L’actualité est riche sur les transformations et créations de dispositifs pédagogiques. Arrêtons-nous par exemple sur l’accompagnement personnalisé au collège, qui a été mis en place à tous les niveaux depuis la rentrée 2016 (en 6e depuis 2011, voir l’arrêté du 19 mai 2015). L’arrêté du 16 juin 2017 modifie déjà, après un an, l’organisation des enseignements dans les classes de collège : la mise en œuvre de l’accompagnement personnalisé, de 3 heures hebdomadaires en 6e et entre 1 et 2 heures hebdomadaires en 5e, 4e et 3e, sera désormais du ressort de l’établissement qui doit simplement s’assurer que, « à l’issue du cycle 4, tout élève doit avoir bénéficié de chacune des formes d’enseignements complémentaires [accompagnement personnalisé et enseignement pratique interdisciplinaire] ». En pratique et à moyen terme, il y a de fortes chances que les heures d’accompagnement personnalisé soient au minimum restreintes à presque tous les niveaux dans de nombreux établissements, puisque la possibilité est offerte de les remplacer par des enseignements facultatifs (classes bilangues, langues et culture de l’Antiquité, langues et cultures régionales…) et, comme l’indique la page du ministère « Rentrée 2017 : 4 mesures pour bâtir l’École de la confiance », l’objectif est de « retrouver 100 % des bilangues de 2015 ». Il semble étonnant de restreindre cet accompagnement des élèves au moment charnière entre le primaire et le secondaire, que l’on sait difficile pour la plupart des élèves

Deuxième exemple pour la même rentrée 2017 : le remplacement en partie (puisqu’il reste actif au moins hors REP+) du dispositif « Plus de maitres.ses que de classes » par une nouvelle mesure, le dédoublement des classes en CP en REP+. Là encore, pourquoi ajouter, juxtaposer, voire changer des dispositifs ? Comme nous le montrons dans ce nouveau Dossier de veille, chaque mise en place ou modification de dispositif, si légère soit-elle, influe sur l’organisation des établissements, mais aussi sur le travail quotidien des enseignant.e.s dont les pratiques tentent de faire avec toutes ces directives, pour le bien des élèves.
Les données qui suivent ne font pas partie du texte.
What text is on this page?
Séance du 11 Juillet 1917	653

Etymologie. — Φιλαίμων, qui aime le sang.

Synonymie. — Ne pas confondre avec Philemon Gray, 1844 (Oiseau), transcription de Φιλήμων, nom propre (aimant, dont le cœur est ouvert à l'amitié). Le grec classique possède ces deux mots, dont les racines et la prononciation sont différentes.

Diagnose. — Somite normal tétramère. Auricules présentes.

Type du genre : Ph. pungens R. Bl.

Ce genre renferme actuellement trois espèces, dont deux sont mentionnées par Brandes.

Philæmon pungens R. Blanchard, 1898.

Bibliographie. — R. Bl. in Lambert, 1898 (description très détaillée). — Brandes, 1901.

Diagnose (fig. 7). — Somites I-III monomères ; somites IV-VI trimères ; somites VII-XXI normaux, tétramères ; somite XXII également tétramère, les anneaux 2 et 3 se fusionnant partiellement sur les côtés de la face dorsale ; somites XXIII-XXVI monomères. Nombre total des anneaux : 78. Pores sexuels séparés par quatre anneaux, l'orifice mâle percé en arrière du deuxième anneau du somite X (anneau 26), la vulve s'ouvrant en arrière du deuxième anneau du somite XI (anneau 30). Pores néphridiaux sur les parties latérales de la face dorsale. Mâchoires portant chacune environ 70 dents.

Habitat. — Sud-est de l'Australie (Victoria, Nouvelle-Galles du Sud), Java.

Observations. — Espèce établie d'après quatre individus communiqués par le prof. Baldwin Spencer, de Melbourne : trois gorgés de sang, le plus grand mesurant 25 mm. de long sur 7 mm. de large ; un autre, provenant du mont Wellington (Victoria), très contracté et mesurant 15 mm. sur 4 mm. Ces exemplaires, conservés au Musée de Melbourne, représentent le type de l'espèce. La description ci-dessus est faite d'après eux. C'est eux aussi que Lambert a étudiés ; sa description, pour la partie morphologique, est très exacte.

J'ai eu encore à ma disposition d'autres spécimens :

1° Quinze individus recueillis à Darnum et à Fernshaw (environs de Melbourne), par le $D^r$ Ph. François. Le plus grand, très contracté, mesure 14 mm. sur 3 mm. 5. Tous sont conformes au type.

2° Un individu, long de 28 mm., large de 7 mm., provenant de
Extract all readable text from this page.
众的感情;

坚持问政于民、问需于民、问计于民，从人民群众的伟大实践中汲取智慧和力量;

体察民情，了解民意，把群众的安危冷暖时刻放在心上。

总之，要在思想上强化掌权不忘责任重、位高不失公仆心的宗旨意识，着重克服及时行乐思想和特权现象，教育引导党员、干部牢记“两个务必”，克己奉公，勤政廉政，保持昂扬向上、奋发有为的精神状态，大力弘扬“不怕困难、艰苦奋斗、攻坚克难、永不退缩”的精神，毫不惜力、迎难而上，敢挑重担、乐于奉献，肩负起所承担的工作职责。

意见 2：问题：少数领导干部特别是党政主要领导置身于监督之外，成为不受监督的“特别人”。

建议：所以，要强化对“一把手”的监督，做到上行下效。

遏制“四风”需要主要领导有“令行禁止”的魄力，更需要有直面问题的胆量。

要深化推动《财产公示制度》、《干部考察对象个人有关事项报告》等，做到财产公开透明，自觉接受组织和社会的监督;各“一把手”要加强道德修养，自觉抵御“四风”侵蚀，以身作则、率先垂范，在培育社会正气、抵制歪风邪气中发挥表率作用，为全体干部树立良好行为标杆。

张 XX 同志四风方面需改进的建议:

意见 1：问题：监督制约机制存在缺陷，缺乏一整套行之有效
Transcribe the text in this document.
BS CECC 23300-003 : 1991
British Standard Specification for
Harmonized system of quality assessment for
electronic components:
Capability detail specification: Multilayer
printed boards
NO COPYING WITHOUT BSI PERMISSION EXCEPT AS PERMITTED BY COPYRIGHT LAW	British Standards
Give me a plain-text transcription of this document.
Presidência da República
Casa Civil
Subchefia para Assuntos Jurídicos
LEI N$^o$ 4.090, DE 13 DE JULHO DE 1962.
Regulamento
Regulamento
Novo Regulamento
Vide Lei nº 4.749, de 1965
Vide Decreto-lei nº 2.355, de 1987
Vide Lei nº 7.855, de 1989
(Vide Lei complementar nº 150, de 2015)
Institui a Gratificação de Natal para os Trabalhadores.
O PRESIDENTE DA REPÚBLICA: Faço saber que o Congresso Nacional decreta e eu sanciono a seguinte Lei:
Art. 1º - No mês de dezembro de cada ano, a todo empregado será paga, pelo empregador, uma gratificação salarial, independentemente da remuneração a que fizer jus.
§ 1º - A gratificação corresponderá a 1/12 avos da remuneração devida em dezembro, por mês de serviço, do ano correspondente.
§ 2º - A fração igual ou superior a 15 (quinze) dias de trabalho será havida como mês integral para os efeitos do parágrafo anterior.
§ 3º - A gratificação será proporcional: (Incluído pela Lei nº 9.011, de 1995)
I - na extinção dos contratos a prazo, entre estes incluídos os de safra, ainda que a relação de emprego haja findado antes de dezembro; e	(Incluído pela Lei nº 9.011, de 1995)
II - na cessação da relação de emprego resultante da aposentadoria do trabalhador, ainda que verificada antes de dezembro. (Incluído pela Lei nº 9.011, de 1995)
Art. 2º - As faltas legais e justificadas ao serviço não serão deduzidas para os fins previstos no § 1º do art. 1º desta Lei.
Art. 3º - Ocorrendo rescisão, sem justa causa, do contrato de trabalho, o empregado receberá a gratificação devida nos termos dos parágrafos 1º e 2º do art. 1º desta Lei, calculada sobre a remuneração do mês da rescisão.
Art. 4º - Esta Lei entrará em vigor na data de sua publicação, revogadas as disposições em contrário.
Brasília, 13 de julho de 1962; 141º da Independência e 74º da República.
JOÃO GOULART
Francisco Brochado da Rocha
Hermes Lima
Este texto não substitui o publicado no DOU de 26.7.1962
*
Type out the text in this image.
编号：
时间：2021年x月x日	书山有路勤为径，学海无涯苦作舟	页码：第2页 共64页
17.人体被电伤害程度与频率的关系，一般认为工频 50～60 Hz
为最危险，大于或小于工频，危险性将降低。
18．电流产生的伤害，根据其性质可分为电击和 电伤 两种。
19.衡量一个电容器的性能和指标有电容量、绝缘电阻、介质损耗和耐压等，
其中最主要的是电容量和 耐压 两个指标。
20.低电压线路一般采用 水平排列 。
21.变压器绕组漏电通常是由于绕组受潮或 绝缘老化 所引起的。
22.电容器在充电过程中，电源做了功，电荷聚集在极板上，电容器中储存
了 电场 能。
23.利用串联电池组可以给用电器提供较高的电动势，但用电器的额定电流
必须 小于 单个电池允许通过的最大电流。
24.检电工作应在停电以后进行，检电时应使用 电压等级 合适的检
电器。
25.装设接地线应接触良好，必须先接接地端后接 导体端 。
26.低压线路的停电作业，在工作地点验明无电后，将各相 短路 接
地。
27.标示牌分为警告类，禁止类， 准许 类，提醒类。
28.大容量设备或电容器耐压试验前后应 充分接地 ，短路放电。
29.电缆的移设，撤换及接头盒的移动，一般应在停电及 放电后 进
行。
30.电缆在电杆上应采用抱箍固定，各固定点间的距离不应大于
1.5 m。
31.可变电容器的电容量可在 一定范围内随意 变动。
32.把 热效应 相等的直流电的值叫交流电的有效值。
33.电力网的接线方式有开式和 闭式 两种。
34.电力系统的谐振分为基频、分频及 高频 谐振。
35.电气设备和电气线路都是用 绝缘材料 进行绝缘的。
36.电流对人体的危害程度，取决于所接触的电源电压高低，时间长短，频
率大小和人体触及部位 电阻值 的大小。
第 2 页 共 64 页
Autre question majeure qui sous-tend les débats autour de ces « assouplissements » ou de ces « détricotages » (selon le point de vue que l’on prend), celle de l’évaluation de ces dispositifs, surtout vue du côté des effets sur les performances des élèves (leurs résultats scolaires). La plupart des résultats de ces évaluations montrent au mieux un effet légèrement positif, mais surtout ils indiquent que c’est l’évaluation elle-même qui est très délicate à réaliser, car il est très difficile d’isoler les effets du seul dispositif lorsqu’on sait qu’il y a mille et une manières de mettre en place un dispositif et que les résultats scolaires dépendent eux aussi de nombreux facteurs. Il faut donc davantage prendre en compte les effets sur la motivation des élèves ou leur appréhension de leurs difficultés, aussi bien que les pratiques des enseignant.e.s, qui sont concerné.e.s au premier chef par ces changements.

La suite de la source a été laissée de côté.